Dia menilai saat ini diperlukan peran pemerintah dalam mendongkrak kembali roda perekonomian Indonesia yang tertekan selama masa pandemi Covid-19.
"Kami juga telah meminta pemerintah terkait dengan kebijakan penundaan pembayaran angsuran pokok atau bunga KPR dan sunset policy di sektor properti," kata Totok.
Commercial and Business Development Director AKR Land Alvin Andronicus berpendapat secara norma ekonomi, adanya penurunan BI-7DRR akan menjadi stimulan bagi setiap lini usaha, sehingga daya beli masyarakat akan terbantu juga karena biaya beban bunga pinjaman turun.
Di bidang properti, turunnya suku bunga acuan ini akan berefek pada bunga pinjaman atau modal kerja setiap developer dan juga bunga KPR bagi konsumen. "Namun, itu harus diikuti oleh pelaku industri perbankan yang wajib menurunkan suku bunga pinjaman kepada calon atau nasabahnya.”
Dia berharap dampak penurunan BI-7DRR menggairahkan penjualan properti pada kuartal IV/2020 dan bahkan berlanjut ke awal 2021 khususnya bagi end-user.
"Banyaknya uang sebagian masyarakat yang masih parkir di bank yang suku bunga deposito pun akan menjadi rendah, diharapkan untuk dikaryakan termasuk juga akan meningkatkan aktivitas ekonomi atau dibelikan properti yang secara umum menjanjikan keuntungan dikemudian hari," ucap Alvin.
Direktur PT Ciputra Development Tbk.

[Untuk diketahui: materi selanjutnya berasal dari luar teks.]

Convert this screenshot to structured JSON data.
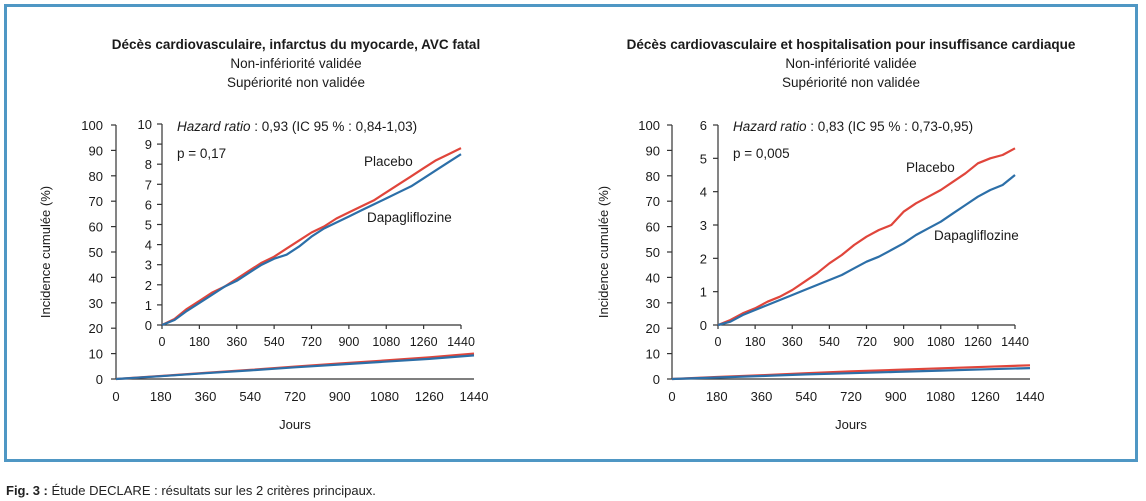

Harun Hajadi menuturkan dampak penurunan BI-7DRR pekan lalu tidak langsung berdampak pada sektor properti, karena perbankan tidak langsung merespons dengan menurunkan bunga.
Selain itu, untuk meningkatkan minat pembelian properti diperlukan kemudahan pembayaran, keringanan besaran uang muka, dan lain sebagainya. "Dampak penurunan suku bunga ini bukan langsung sekarang pembelian meningkat, tetapi beberapa bulan kemudian.”
Namun, Harun mengatakan penurunan BI-7DRR ini mendorong sektor properti ini tumbuh. Namun demikian, menurutnya, suku bunga saat ini sudah cukup rendah. "Ketika diturunkan lagi, kami sambut baik karena akan menambah meningkatkan sektor properti."
Dia menilai apabila pandemi Covid-19 ini sudah lewat maka sektor properti akan meningkat. Pasalnya, sektor properti bukan suatu kebutuhan utama ketika pandemi terjadi.
"Masih banyak orang yang menahan uangnya ketika pandemi. Saat ini sudah banyak pembeli investor, pada April Mei kemarin, investor ini hilang, karena mereka enggak berpikir investasi properti. Sekarang sudah kembali investor beli properti karena mereka tahu harus bagaimana saat ini," tutur Harun.